Genome wide DNA sequencing is now being adopted in clinical practice and an increasing number of variants are identified in epilepsy-associated genes, yet the clinical interpretation of the new variants is challenging. Some of the variants are known to be either pathological or benign, yet a majority of the gene variations remain unknown for their functional consequence. A large number of Variant of Uncertain Significance (VUS) are becoming commonplace in genes for human diseases, providing a significant barrier in making diagnoses and implementing therapies. Bioinformatic approaches can provide some insight into pathogenic probability of VUS alleles, but functional studies in animal model systems are often needed to make definitive of pathogenicity assignments. The expense and long timelines of mouse model production make the use of alternative small animal models attractive. In this proposal, the ?C. elegans?nematode is used as an alternative model capable of fast high-throughput production and screening. Human genes are installed as gene-swap replacements of the native disease-gene homologs. In preliminary work, gene-swap humanization of STXBP1 in the ?unc-18?locus rescued severe locomotion and behavior defects present in the gene knock-out animals. Pathogenic variants into the STXBP1??gene-swap loci leads to significant disruption of activity. In this proposal, significant and novel improvements are made to our existing pipeline for the functional analysis of variants in vivo.
In Aim 1, the relevance and extensibility of the C. elegans model system for studying human disease is improved through simultaneous humanization of multiple related loci.

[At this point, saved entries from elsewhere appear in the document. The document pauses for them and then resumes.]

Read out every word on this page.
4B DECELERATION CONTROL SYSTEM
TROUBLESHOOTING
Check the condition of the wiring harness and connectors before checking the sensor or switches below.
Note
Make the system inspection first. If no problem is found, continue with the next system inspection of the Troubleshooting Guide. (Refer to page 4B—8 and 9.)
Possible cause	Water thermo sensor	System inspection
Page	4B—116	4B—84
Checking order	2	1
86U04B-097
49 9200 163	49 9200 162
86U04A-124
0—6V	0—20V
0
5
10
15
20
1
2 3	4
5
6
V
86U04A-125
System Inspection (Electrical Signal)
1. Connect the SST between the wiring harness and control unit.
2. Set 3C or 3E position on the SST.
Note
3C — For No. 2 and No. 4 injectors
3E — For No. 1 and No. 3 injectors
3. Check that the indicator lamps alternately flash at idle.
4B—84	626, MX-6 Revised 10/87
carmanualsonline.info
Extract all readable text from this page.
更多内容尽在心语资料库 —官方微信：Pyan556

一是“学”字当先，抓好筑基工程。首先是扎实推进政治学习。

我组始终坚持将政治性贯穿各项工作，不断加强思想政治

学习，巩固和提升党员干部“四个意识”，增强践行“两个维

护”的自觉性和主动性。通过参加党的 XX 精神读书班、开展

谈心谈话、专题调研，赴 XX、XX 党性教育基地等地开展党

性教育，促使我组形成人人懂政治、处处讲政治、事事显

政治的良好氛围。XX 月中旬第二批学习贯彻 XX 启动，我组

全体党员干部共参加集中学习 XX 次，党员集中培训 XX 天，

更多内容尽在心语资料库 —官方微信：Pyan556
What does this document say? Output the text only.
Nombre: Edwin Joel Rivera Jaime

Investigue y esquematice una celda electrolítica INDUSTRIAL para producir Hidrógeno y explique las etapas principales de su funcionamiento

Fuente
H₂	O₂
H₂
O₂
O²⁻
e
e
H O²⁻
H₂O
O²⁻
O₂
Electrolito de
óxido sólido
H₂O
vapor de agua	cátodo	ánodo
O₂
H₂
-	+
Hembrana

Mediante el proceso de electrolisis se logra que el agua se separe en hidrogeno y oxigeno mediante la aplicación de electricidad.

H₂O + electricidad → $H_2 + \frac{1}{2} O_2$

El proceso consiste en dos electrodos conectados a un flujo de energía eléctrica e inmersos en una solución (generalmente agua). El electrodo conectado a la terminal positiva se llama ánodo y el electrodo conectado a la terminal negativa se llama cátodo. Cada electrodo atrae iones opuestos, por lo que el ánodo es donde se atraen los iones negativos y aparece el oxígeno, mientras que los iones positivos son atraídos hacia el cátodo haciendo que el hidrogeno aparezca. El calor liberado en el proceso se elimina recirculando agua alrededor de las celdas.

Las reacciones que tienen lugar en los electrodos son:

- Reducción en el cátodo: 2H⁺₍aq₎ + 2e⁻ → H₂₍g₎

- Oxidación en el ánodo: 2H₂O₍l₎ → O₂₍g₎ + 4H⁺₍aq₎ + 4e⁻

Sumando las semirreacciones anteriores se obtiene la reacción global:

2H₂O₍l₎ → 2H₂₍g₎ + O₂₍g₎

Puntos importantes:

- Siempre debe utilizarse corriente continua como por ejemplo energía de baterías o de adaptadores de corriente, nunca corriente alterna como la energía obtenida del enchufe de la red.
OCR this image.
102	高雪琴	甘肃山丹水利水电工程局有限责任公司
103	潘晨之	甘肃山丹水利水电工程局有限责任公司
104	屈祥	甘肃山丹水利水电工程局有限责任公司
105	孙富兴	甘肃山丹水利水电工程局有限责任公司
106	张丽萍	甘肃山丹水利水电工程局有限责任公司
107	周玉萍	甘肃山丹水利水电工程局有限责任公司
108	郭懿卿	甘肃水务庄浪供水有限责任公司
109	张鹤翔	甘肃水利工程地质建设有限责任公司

In Aim 2, new methods are developed for molecular phenotyping, improving the resolution of inputs pathogenicity determination algorithms, and yielding mechanism-of-action level readouts to variant manipulations.
In Aim 3, the improvements to the pipeline are tested to quantify gains in pathogenicity determination on a test set of variants.
Precision medicine holds great promise for better patient outcomes through a deeper understanding of genetic variation. In this project, we propose to create technology that can assist in the identification of pathogenic genetic variants in humans by accurately modeling the same variants in a research animal. Ultimately, these animals can act as an avatar for patient populations bearing the same genetic variant in determining a personalized course of treatment for disease.